Ruud Van Empel: Portraits
Overview
ATLANTA. April 5, 2017. Jackson Fine Art is proud to present new exhibitions from Matthew Brandt and Ruud van Empel, two contemporary artists whose works challenge preconceptions of traditional photography. Brandt is known for employing early processes that celebrate the material essence of analog photography, while van Empel’s digital composites result from the meticulous assemblage of hundreds of the artist’s own source photographs into one photorealistic image. On the evening of Friday, April 28th, from 6-8pm, we will host an opening reception with both artists in attendance. On Saturday, April 29th at 3:30pm, Ruud van Empel will give an artist’s talk at the gallery, followed by questions and a book signing. At 2pm, Matthew Brandt will speak at the Hill Auditorium for a program presented in cooperation with the High Museum.
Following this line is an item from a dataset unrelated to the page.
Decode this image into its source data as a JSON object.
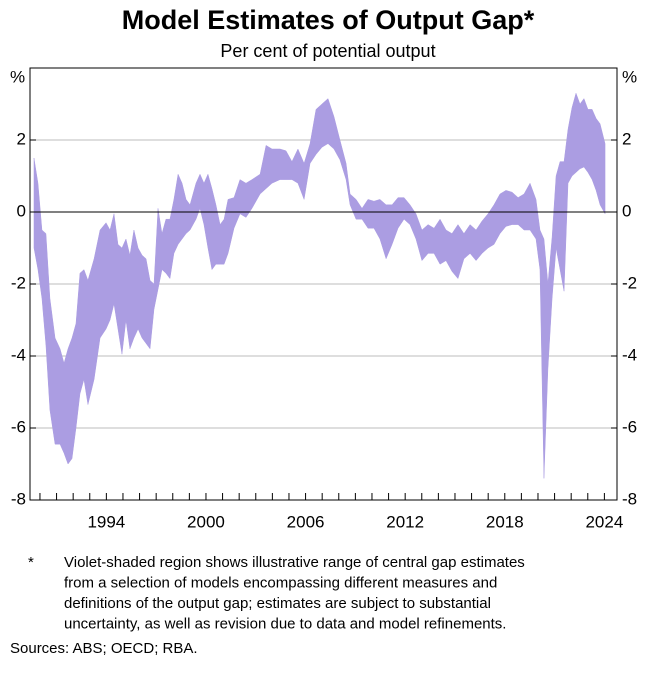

Ruud van Empel’s striking large-format photomontages apply painterly precision and detail to a medium often derided in contemporary fine art photography — the digital composite. His youthful subjects and lush settings do not exist outside of van Empel’s Photoshop workspace, where the artist utilizes his own photographs of models in different settings and a large collection of images he has collected over time to create complex portraits of startling realism, marked by a tinge of the uncanny. In World, van Empel depicted innocent subjects adrift in elaborate natural settings, evoking magical realism and the pastoral children’s portraits of the German painter Otto Dix. Portraits, van Empel’s third exhibition at Jackson Fine Art, draws on two new series for which van Empel shifts away from the straightforward fantasy of earlier bodies of work in favor of a psychological contemplation of his subjects. Mood and Analogy recall van Empel’s Dutch artistic heritage through clasically posed portraits reminiscent of painted miniatures and distinguished by dark, earthy tones and dramatic chiarrascuro. Van Empel’s young inventions appear not lost in the world, but living in it, with all of the complexity and depth that entails.